The Authentication of a Hybrid Identity through Music: We don’t say ‘you know what I’m sayin’/T dot says ‘yuh dun know’
While hip-hop is a global phenomenon, in Canada, scholarly research has largely ignored how, through the cultural process of transculturation (Lull, 2000), artists have produced a culturally hybridized music. This paper, through textual analysis of songs from Kardinal Offishall’s album, Quest for Fire: Firestarter, Volume 1, explains how the juxtaposition of West Indian idioms with American slang authenticates his hybrid identity as Canadian. Although Offishall does not overtly state that America is the binary subject, this meaning can be inferred. For instance, unlike American hip-hop where social-location issues over the community with which a hip-hop artist and fan identifies himself or herself (McLeod, 1999) circulate, that is, one’s sense of ‘not forgetting where you come from’ is based largely on socio-economic terms (i.e. the streets versus the suburbs), the narrative of Offishall’s songs suggests that social-cultural issues, based on ethnic-cultural terms (i.e. Canada versus the West Indies) inform the mores of his music. Additionally, in “BaKardi Slang,” when Offishall says, “You think we all Jamaican, when nuff man are Trini's/Bajans, Grenadians and a hole heap of Haitians,” he is also defining the boundaries of citizenship, and asking the question, who owns Canadian hip-hop?

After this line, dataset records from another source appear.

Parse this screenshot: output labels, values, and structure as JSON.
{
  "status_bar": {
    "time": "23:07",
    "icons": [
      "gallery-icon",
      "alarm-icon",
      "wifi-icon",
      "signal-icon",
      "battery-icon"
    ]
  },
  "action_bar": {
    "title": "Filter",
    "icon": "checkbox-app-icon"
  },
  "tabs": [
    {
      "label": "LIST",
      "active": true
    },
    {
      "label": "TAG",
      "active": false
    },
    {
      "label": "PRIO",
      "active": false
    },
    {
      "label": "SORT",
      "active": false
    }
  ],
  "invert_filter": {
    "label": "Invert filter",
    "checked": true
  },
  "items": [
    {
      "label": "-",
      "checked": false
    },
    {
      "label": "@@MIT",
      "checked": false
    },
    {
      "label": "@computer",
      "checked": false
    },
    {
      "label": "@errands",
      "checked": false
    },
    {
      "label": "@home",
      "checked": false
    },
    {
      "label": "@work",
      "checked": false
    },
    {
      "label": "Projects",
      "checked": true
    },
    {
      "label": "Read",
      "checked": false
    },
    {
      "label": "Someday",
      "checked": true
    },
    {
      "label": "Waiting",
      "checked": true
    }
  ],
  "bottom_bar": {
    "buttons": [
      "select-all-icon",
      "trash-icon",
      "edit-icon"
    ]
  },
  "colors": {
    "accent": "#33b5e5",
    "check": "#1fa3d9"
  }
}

Cheryl Thompson, Ryerson University, is a MA candidate in Ryerson University’s Communication and Culture program. Her thesis entitled, “Situating Hybridity and Searching for Authenticity in Canadian Hip-Hop: How do we ‘keep it real?’” will be completed in September, 2006. Cheryl has spent several years as a freelance music writer, most recently with Chart Magazine and Souljoint.com, where she conducts interviews with hip-hop artists, like Kardinal Offishall, and writes reviews on music films, DVDs, and books. She currently resides in Toronto, Ontario.